The existing production AQS code grapples with this by having private endpoints at paths "/revisions/" and "/digests/". The public facing endpoints internally either handle the request themselves, or point at either /revisions/ or /digests/. Then the code that actually handles "/revisions/" and "/digests/" makes one kind of query. In this way, endpoints located at very different public paths but with similar query needs don't duplicate db query code.
Here's a little table that hopefully explains this better than all those words:
public path | private path (s) |
bytes-difference | revisions |
registered-users | registered-users |
edits | revisions |
edited-pages | edited-pages, revisions, digests |
editors | editors, revisions, digests, plus a Cassandra-based endpoint |
When the table says something like "registered-users" as a private path for the registered-users public path, it just means that registered-users has its own query code (instead of using revisions or digests). So our messiest public path, "editors", has some subpaths handled by its own query code, some handled internally by "/revisions/", some handled internally by "/digests/", and one that hits Cassandra instead of Druid and lives in a completely separate service.
Looking at this another way, here are the public paths that each of "/revisions/" and "/digests/" handles:
revisions | digests |
edited-pages | edited-pages |
editors | editors |
bytes_difference | |
edits | |
We could do a similar grouping without the internal paths, by instead having helper functions in the service that make the similar queries. But that leaves us putting 17 of our 27 AQS 2.0 endpoints in one service. If part of our goal was to try using something more like microservices, this starts feeling less "micro".

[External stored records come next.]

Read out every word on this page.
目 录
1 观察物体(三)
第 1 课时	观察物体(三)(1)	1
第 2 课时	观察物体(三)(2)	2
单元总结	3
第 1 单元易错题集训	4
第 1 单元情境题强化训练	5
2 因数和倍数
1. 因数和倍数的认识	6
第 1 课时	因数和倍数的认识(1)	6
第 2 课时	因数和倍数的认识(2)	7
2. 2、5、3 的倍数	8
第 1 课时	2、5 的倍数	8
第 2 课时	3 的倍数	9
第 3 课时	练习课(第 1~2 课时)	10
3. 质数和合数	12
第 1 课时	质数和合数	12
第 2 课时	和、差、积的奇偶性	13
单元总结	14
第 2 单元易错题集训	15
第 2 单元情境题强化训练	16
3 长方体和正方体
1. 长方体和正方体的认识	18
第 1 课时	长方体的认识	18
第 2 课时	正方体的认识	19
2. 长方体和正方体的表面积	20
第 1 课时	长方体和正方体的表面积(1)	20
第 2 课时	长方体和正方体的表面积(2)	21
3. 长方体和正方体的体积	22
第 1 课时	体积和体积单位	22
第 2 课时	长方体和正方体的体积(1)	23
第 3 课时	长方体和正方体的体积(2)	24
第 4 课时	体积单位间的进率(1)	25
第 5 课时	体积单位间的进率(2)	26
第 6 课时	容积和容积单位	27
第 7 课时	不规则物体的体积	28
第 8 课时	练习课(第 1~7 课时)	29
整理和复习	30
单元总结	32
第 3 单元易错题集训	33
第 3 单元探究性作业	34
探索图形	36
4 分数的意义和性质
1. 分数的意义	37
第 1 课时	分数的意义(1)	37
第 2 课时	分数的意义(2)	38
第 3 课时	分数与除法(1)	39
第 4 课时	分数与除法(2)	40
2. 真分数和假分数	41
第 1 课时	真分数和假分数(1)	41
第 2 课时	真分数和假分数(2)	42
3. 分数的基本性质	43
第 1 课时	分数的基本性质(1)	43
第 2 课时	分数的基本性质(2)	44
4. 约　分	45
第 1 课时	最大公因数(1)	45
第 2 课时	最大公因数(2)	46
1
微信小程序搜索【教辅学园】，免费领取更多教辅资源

Or we could put the db query code into a different repository and import that into multiple services, broken up in whatever way we think makes sense.
The "editors" path is the trickiest, because most of its subpaths hit Druid data, but one hits Cassandara data. The way we've divided up testing environments makes it inconvenient (but not impossible) to have one "microservice" execute tests against multiple testing environments. At a minimum, it means that testing a service that hits both Cassandra and Druid means spinning up two Docker environments, which is slower and more memory intensive than spinning up just one.
Options:
That was a lot of words. We should decide what we want to do in the next few days, so I can adjust tickets for next sprint. But we don't have to decide today. So please read over this, think about the options, see if you have any questions or different/additional suggestions, and we can decide how to proceed.
(Also, Dan or Joseph, please correct me if you see any of that I got wrong!)
@BPirkle: that's well summarized, I think you captured the messiness of this in ways that I didn't see as we were building it. I think the cleanest way forward is to group endpoints into services based on query similarity, but not to force it where it's not natural. Basically, your option 1 with a tweak I'm going to think out loud about below.
I hope we don't change data stores often, but if we moved mediawiki_history from druid to clickhouse, for example, the organization in option 1 would be the easiest to interact with. In simpler cases, like if Druid launches a new feature, the same reasoning applies. And endpoints themselves are very unlikely to change in ways that are unrelated to their underlying storage. So option 1 seems solid. And that leaves two questions: how does that look for the rest of the datasets we query and, of course, naming.
First, how rigid should the endpoint -> service -> dataset -> data store grouping be? A service with all the endpoints querying mediawiki-history makes sense, but editors/by-country makes sense in there too. But it queries Cassandra. Writing this down so I can see it:
endpoints | service | source data | datastore |
bytes-difference, registered-users, edits, edited-pages, editors (except editors/by-country) | editing_analytics | mediawiki_history | Druid |
pageviews (per article, aggregate, etc.) | page_analytics | pageview_hourly | Cassandra |
mediarequests (top, per file) | media_analytics | mediarequest_hourly | Cassandra |
editors (just editors/by-country) | ?? | geoeditors | Cassandra |
It doesn't really make sense to group editors/by-country in page_analytics just because it queries Cassandra, but it might get lost in editing_analytics. I can see two options:
Finally, naming. For better or worse, the dataset is called mediawiki_history, and we named it that, so we're biased. If you wanted something more specific we could maybe go with mediawiki_olap or mediawiki_analytics? I don't know if @JAllemandou or @mforns have thoughts on this since we worked on it?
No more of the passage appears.